The pixel structure with the deep P-well is also compared to an ideal pixel, containing no unrelated N-well and no deep P-well (Figure 9). This is an interesting comparison to a pixel of the same size but with no complicated electronics within it and hence no charge absorption except through the diodes. This structure should have a similar behaviour to the one with the deep P-well with respect to the charge diffusion. The amount of charge available for collection should be marginally higher because the deep P-well takes up a fraction of the epitaxial layer thus reducing the overall amount of charge that can be collected, but this should have a small effect. Overall the figures on the right and on the left show the same behaviour but the absolute numbers are slightly higher for the reference structure on the left. This gives an indication of the expected remaining charge loss to the N-wells through the deep P-well implant. It is interesting to notice that for hits in the corners, i.e. where the charge diffusion to neighbouring pixels is higher and there are no N-wells, the results for the two cases are very similar.

In order to validate our simulation results, an infrared laser of wavelength 1064 nm was used to inject signal into preShape pixels on the TPAC1.0 sensor. The sensor was illuminated from behind and the laser was focused down to a spot size of 2 μm to emulate the deposit of charge at a discrete point in the pixel.
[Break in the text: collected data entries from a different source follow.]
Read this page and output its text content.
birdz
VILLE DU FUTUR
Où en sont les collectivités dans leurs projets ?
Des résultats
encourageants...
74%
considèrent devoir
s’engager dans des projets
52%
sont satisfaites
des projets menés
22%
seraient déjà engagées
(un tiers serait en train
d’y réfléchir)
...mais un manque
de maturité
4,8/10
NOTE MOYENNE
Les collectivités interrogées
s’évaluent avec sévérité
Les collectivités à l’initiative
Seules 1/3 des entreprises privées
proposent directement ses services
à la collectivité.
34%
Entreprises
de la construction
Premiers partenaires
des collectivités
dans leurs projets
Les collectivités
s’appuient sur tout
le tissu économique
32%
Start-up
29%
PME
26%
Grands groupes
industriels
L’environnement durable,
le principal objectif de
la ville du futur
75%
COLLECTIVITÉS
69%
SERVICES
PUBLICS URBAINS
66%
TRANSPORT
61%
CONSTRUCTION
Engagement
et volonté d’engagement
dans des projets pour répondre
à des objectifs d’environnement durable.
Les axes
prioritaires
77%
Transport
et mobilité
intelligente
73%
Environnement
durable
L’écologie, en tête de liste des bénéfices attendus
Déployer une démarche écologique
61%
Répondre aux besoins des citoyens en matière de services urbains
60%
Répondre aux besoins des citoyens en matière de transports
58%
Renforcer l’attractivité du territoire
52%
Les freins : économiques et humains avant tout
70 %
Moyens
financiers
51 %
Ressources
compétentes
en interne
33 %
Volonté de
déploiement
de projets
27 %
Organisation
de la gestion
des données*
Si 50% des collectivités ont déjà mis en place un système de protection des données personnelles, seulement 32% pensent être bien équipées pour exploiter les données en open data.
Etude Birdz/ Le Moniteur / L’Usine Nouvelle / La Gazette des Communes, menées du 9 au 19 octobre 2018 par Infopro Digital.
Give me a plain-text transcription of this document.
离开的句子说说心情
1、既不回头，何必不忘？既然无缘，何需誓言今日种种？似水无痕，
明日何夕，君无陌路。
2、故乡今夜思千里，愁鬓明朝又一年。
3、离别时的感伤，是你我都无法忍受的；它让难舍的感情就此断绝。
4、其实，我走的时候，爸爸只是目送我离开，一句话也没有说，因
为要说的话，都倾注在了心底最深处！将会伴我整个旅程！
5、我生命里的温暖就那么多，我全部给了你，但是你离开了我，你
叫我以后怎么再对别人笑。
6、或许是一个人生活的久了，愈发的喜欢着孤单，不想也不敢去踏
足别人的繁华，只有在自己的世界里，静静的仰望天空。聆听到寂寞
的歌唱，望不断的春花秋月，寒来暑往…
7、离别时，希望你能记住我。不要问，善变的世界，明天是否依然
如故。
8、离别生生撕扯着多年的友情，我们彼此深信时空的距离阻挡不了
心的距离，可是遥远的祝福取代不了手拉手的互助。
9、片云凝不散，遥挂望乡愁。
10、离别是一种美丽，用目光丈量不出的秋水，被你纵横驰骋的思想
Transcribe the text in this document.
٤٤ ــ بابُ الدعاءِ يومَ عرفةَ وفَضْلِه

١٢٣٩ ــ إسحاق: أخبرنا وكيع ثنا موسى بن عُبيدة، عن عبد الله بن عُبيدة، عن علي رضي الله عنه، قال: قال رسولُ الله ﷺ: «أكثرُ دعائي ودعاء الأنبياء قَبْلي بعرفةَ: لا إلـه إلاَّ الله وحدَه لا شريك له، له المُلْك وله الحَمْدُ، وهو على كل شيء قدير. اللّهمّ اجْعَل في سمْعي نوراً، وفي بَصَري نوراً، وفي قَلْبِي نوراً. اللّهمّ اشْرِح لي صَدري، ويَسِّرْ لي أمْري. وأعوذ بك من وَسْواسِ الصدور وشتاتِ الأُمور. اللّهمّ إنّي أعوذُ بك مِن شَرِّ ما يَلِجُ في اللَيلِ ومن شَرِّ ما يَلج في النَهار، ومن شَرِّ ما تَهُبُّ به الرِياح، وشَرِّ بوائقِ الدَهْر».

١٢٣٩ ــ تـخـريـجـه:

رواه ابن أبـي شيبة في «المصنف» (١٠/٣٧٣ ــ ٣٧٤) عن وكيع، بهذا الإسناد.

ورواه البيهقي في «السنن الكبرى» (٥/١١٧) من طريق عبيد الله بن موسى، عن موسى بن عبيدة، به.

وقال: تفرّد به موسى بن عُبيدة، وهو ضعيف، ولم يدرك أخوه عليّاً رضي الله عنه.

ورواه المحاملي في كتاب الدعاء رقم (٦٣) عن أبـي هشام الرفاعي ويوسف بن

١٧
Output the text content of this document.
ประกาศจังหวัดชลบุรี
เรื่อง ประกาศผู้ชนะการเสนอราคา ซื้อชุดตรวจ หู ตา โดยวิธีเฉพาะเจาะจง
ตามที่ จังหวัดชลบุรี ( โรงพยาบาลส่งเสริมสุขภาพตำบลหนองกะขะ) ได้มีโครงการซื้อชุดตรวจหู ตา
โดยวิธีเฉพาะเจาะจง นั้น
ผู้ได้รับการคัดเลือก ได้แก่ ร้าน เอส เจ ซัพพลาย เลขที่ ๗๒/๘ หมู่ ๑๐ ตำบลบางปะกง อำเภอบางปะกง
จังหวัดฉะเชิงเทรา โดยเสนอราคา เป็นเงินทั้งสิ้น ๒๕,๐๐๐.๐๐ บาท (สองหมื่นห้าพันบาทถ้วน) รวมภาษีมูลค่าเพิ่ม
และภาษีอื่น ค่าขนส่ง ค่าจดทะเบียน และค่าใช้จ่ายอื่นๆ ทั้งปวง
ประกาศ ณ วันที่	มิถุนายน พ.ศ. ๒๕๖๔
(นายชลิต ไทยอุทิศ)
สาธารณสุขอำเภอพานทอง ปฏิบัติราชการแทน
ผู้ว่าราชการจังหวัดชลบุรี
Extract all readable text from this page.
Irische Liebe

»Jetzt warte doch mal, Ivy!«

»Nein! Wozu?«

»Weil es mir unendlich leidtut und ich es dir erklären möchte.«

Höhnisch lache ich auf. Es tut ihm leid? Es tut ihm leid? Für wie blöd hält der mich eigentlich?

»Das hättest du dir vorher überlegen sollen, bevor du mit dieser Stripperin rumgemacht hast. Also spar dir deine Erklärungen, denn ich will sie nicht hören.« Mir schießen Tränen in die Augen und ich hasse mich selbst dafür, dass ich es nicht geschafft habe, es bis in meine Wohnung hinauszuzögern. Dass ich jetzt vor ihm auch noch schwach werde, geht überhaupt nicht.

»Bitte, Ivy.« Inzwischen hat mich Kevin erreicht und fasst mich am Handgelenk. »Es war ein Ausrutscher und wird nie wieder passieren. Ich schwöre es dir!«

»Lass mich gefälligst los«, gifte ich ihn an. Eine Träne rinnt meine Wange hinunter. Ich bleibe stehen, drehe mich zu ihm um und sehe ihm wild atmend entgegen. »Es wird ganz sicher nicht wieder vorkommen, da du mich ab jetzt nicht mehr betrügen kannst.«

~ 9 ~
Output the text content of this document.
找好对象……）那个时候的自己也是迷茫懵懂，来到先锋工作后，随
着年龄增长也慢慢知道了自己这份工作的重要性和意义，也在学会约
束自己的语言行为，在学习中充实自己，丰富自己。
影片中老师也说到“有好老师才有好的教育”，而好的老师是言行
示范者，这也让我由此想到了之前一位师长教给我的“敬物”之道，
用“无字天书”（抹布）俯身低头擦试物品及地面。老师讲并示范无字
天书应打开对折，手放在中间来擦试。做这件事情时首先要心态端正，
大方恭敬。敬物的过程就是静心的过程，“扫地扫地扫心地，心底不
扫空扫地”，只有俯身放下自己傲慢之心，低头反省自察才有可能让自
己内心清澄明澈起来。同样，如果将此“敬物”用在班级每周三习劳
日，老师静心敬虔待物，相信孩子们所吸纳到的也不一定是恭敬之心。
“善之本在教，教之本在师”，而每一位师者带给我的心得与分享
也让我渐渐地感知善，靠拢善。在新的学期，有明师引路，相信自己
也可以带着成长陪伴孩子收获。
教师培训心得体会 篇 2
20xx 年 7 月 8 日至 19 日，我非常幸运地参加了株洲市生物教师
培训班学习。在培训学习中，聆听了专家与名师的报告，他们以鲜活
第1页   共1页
Due to the unknown effect of reflection from the metal layers on the sensor surface, any laser calibration using a different sensor would not necessarily be accurate. Hence, only a comparison of the relative fractions of charge collected at each point can be made from these data, rather that the absolute values. The results are shown in Figure 10. The vertical units are again the percentage of charge collected in each pixel. Since there is good agreement in the shape of the curves for the deep P-well data and simulation, an overall calibration factor was used to normalise these data to the corresponding simulation curve, allowing easier comparison between the two. This normalisation is common to both the deep P-well and non deep P-well data, so the plots show the relative signal size of these two cases.

Without deep P-well, the charge collected by the central cell is often below 10% and varies significantly for different positions, reaching a maximum of about 30% in a few points. Little charge is collected by the neighbouring cells. With the deep P-well, the amount of charge collected does not depend too much on the hit position and is always over 20%, reaching a maximum of about 50%. Depending on the position, neighbouring cells collect a good proportion of the charge as expected because of diffusion.

The agreement between the simulation and the data is fairly good, although the simulation seems to overestimate the absorption of charge by the N-wells in the case without the deep P-well implant.

These results show that the addition of the deep P-well is very effective in preserving the performance of the pixel from the point of view of charge collection. A further article detailing the response and performance of the sensor is in preparation.